The third affiliate innovation in delivering professional learning is hybrid professional learning, which ASCD calls the hub-and-spoke model. Our affiliates identify multiple centres (spokes) in their region where educators can come together locally and receive learning from noteworthy practitioners sharing virtually (from the hub). This is not a webinar from a sit-and-get talking head. Instead, the presenters interact with their audiences with lots of give and take, and there are live facilitators at each centre who work with their local audience to explore and apply the concepts, skills and strategies that are shared from the hub. Even the different centres interact with one another during the day. This model saves on traditional face-to-face costs (free or inexpensive sites, local participant travel with no overnight lodging, reduced presenter fees since they can present from their home base) and it allows hosting organizations to earn revenue from reasonable registration fees. What is critical for affiliates, is that they can identify the high-interest, hot topics for educators in their backyard instead of one-size fits all professional development themes.
In all three of these examples, affiliates were challenged to think differently out of necessity. Educators sought new ways to learn that helped them immediately in their work. Hosting a conference at a pricey location with big-name experts and hit-and-miss concurrent sessions was the hallmark of the industrial age, where organizations held the keys to learning opportunities and charged membership in exchange for access. In the information age, educators are not interested in transactional relationships where they pay to play. This was difficult for veteran leaders to wrap their heads around. If educators are not as interested in joining or attending events, how are we supposed to lead? They’ve always come to us. Suddenly, we have to find ways to go to them to remain relevant and, indeed, solvent.

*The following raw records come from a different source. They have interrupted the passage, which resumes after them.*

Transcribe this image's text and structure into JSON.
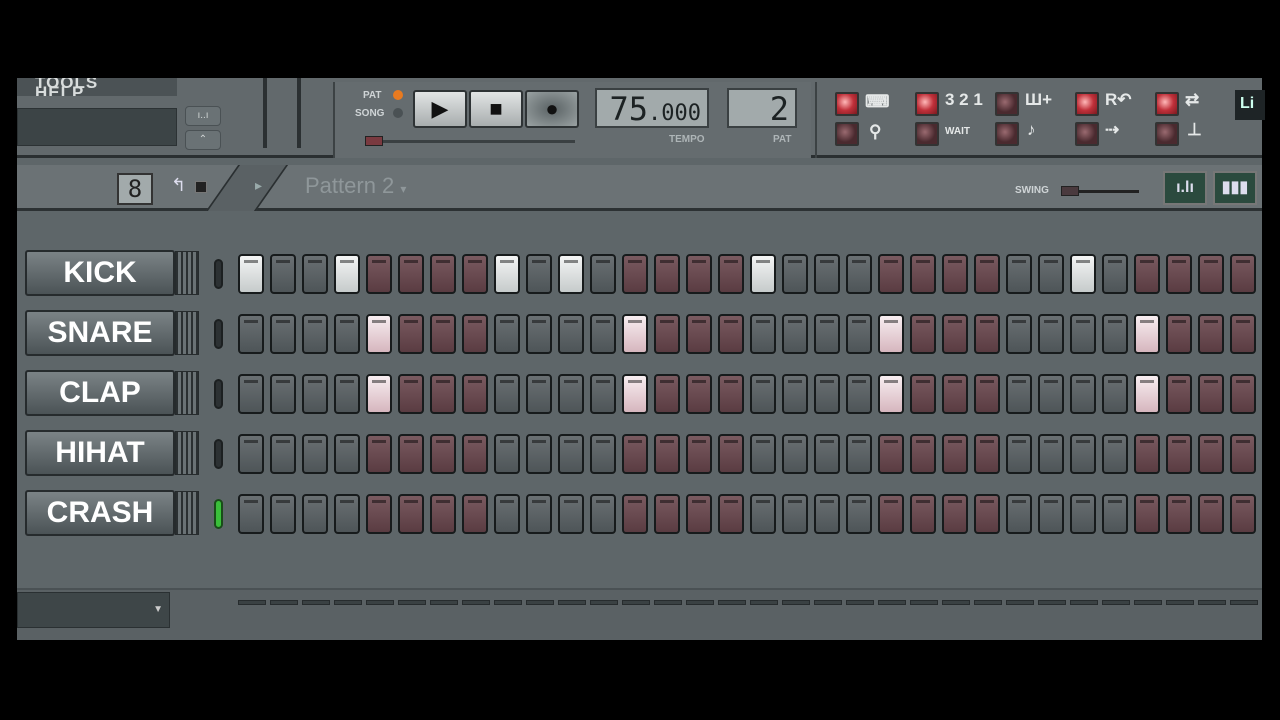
{
  "menu": {
    "items": [
      "TOOLS",
      "HELP"
    ]
  },
  "transport": {
    "pat_label": "PAT",
    "song_label": "SONG",
    "mode": "PAT",
    "tempo": "75",
    "tempo_decimals": ".000",
    "tempo_label": "TEMPO",
    "pattern_number": "2",
    "pattern_label": "PAT"
  },
  "options": {
    "icons": [
      "typing-keyboard-icon",
      "countdown-321-icon",
      "step-edit-icon",
      "recording-loop-icon",
      "blend-notes-icon",
      "metronome-icon",
      "wait-for-input-icon",
      "foot-pedal-icon",
      "step-through-icon",
      "joystick-icon"
    ],
    "states_top": [
      true,
      true,
      false,
      true,
      true
    ],
    "states_bottom": [
      false,
      false,
      false,
      false,
      false
    ],
    "labels": {
      "countdown": "3 2 1",
      "wait": "WAIT",
      "loop": "R↶"
    },
    "right_label": "Li"
  },
  "pattern_bar": {
    "steps_value": "8",
    "pattern_name": "Pattern 2",
    "swing_label": "SWING",
    "swing_value": 0
  },
  "colors": {
    "step_gray": "#5b6265",
    "step_red": "#6a4a50",
    "step_on": "#e8eaea",
    "led_on": "#3ac03a"
  },
  "channels": [
    {
      "name": "KICK",
      "led": false,
      "steps": [
        1,
        4,
        9,
        11,
        17,
        27
      ]
    },
    {
      "name": "SNARE",
      "led": false,
      "steps": [
        5,
        13,
        21,
        29
      ]
    },
    {
      "name": "CLAP",
      "led": false,
      "steps": [
        5,
        13,
        21,
        29
      ]
    },
    {
      "name": "HIHAT",
      "led": false,
      "steps": []
    },
    {
      "name": "CRASH",
      "led": true,
      "steps": []
    }
  ],
  "step_count": 32
}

This realization is only the beginning. Membership organizations need to walk it as they talk it. It’s not enough to exhibit an old leadership model while attempting to attract this new breed of educators. We must welcome young educators into our governance structures so that they can learn, teach and lead from within, and we can learn from them. Veteran educators need this infusion of new thinking and new blood to transform their organizations. The next generation of educators can tell the difference between traditional organizations by posturing themselves to solicit them, and new-aged organizations that genuinely and meaningfully invite them to contribute and lead from wherever they sit in the profession. You can’t fake being authentic.
ASCD’s Emerging Leaders offer another example of un-learning and re-learning how to lead. Each year, a new class of rising stars in education are inducted into the ASCD Emerging Leader program. Historically, my office would provide induction and orientation into the program as the parent organization. In short, Emerging Leaders were welcomed into a one-size-fits-all program with well-defined expectations, select opportunities and measurable outcomes. Beginning in 2017, my office asked for input from alumni Emerging Leaders, seeking their recommendations for making the program more personalized and dynamic. The flood of insights and ideas offered were more than we could have anticipated, prompting us to bring together a team of Emerging Leader veterans to help plan the orientation of our 2018 class. The result was a complete transformation of the program’s selection and orientation processes, including:
Selection of smaller classes to ensure more individualized engagement
Virtual orientation as the first phase leading up to face-to-face orientation
One-to-one mentor pairings for each new class member
Interest inventories to help match new members to opportunities
Veteran Emerging Leaders helping to plan and facilitate the orientation experiences
An extended full-day orientation with numerous opportunities for networking
Orientation held as part of our annual Leader to Leader conference so that the new class can meet other Constituent Services group leaders
Requiring Emerging Leaders attend an orientation to accept their seat in the new class
As a result, last year’s class of Emerging Leaders gave high ratings for their orientation experience. Participant feedback indicated that the new class wanted a second day to continue to delve into their rich orientation experience. This success is a direct result of our staff opening up the selection and orientation processes to alumni who infused much-welcome energy and ideas into the long-standing program. The entire organization benefits.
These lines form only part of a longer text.